Die Thüringer Bratwurst als Nationalgericht

Thüringen kennt drei im ganzen Land bekannte Nationalgerichte. Den Thüringer Blechkuchen, den Thüringer Kloß und die Thüringer Rostbratwurst. Wahrscheinlich ist der Kuchen das älteste Gericht, der Kloß, der auf Kartoffeln basiert, ist hingegen die jüngste Speise. Erst 1757 wurde der Kartoffelanbau (für die menschliche Ernährung) im heutigen Thüringen verordnet, doch bereits um 1800 war die Kartoffel fest etabliert.

Das erste Rezept für Thüringer Klöße findet sich in der „Topografie des Pfarrspiels Effelder (1808-1814)“ des evangelischen Pfarrers Timotheus Heym. Klöße werden übrigens auch in Sachsen und Franken gegessen und Bratwürste haben die Thüringer und die Franken gemein, auch wenn diese sich optisch und geschmacklich unterscheiden. Nicht selten wird die Rostbratwurst zum Gegenstand volkskundlicher Grundsatzdebatten unter Laien, wer sie denn erfunden habe und welche wohl die köstlichere sei.

Insbesondere letztere Frage lässt sich nicht objektiv beantworten. In diesem Beitrag soll die historische Entwicklung der Thüringer Nationalspeise nachgezeichnet und die kulturelle Bedeutung für den Thüringer Raum beschrieben werden. Die historische Betrachtung beginnt zunächst mit dem Mittalter und dessen Fleischkonsum.
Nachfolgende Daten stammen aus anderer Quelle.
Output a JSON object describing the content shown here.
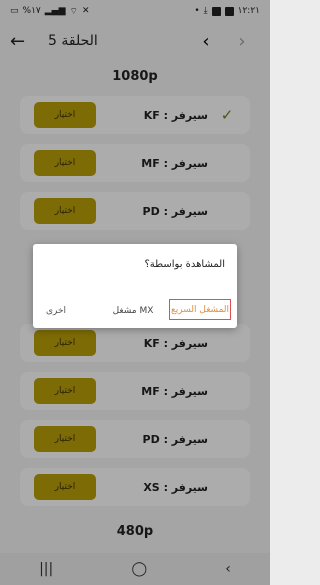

Essen und Fleischkonsum im Mittelalter.

Wohl kaum eine Epoche der Geschichte ist in den Vorstellungen der Gegenwart so eng mit Klischees und falschen Annahmen verbunden wie das Mittelalter. Unter den Schlagworten finsteres Mittelalter oder sagenhaftes Mittelalter kann sich nahezu jeder etwas vorstellen. Dabei wird die Epoche entweder romantisch verklärt oder übertrieben dramatisiert, was beides nicht zutreffend ist, denn niemals sind die Dinge nur schwarz oder weiß.
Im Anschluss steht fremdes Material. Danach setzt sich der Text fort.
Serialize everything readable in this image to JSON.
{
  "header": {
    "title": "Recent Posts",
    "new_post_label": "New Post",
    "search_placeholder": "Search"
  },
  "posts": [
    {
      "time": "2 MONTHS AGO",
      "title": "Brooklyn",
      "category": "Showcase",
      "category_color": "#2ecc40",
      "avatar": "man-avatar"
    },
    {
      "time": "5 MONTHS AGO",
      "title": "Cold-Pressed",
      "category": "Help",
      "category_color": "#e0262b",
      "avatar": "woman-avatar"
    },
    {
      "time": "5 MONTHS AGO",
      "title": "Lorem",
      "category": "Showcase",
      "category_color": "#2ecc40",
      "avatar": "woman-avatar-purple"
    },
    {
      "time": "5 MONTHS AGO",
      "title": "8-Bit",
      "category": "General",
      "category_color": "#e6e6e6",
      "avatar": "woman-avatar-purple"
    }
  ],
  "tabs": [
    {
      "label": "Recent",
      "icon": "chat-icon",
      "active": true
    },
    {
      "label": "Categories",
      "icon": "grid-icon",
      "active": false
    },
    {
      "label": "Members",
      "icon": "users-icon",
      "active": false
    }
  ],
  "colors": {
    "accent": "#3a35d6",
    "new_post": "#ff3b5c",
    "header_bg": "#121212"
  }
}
Mittelaltermarkt, ©surkovdimitri

Über die Esskultur des Mittelalters existieren demzufolge ebenso eine ganze Reihe falscher Vorstellungen. Die romantische Vorstellung von reichem Fleischkonsum und Rittertafelfreuden, wie sie die moderne Gesellschaft auf Mittelaltervolksfesten oder bei „Ritteressen“ kultiviert, ist gerade in Bezug auf die breite mittelalterliche Bevölkerungsmehrheit eine Fehlannahme.
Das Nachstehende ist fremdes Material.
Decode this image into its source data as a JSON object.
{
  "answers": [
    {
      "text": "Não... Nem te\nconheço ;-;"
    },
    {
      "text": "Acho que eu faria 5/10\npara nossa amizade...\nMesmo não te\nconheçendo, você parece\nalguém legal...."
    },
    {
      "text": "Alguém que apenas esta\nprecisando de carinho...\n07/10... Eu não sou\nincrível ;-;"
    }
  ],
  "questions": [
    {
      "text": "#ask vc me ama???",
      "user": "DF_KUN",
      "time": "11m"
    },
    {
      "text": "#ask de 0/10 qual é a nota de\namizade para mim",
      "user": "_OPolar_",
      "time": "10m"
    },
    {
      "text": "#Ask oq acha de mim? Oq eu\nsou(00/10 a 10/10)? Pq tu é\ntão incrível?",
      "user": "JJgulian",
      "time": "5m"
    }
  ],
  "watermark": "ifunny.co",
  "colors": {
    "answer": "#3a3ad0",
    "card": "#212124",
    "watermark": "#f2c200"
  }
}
Das Mittelalter war eine fleischarme Zeit. Üppigen Fleischkonsum konnten sich nur die ersten beiden Stände (Adel und Klerus) leisten.

Der dritte Stand, der „gemeine Mann“, aß selten Fleisch und wenn er es dann doch tat, auch nur selten in Form von frisch gebratenem Stückfleisch. Die Nahrung der einfachen Bevölkerungsschichten im heutigen Deutschland bestand vorwiegend aus Getreidebrei, dunklem groben Brot, regionalem Gemüse, Suppe und seltener besserem Brei aus Hirse. Weizenprodukte waren teuer und wurden von den einfachen Menschen deswegen gewöhnlich nicht verzehrt. Sie waren eine Adelsspeise.

Frischfleisch war meist nur in den Schlachtmonaten November und Dezember verfügbar. In diesen Monaten war das Schlachten aufgrund der in der Regel kühlen Witterung eine hygienisch relativ sichere Sache. Jedoch musste das Schlachten auch den Fleischkonsum des gesamten Folgejahres decken können. Das Räuchern, das Einpökeln, die Produktion von haltbaren Würsten oder das Dörren von Fleisch waren daher die Methoden der Wahl, um möglichst langfristigen Fleischkonsum über das Jahr hinweg zu sichern. Hieran kann man aber erahnen, dass der Schweinefleischkonsum auch so nur selten möglich war. Ferner sollte man nicht unterschätzen, dass es bis zu 230 Fastentage im Jahr gab, an welchen keinerlei Fleisch verzehrt werden durfte.

In den Städten des Mittelalters wurden ebenfalls Schlachttiere, vor allem Schweine, gehalten, beziehungsweise es wurden Tiere vom Land in die Stadt getrieben, verkauft, geschlachtet und verarbeitet. Wer sich welche Art und Fleisch leisten konnte, hing stark von der wirtschaftlichen Stellung der Personen ab. Als Fleisch galt, neben dem Muskelfleisch, auch der Speck, die Extremitäten und besonders die Innereien. Letztere wurden mithin als Festtagsessen des gemeinen Mannes verzehrt oder in Würsten verarbeitet.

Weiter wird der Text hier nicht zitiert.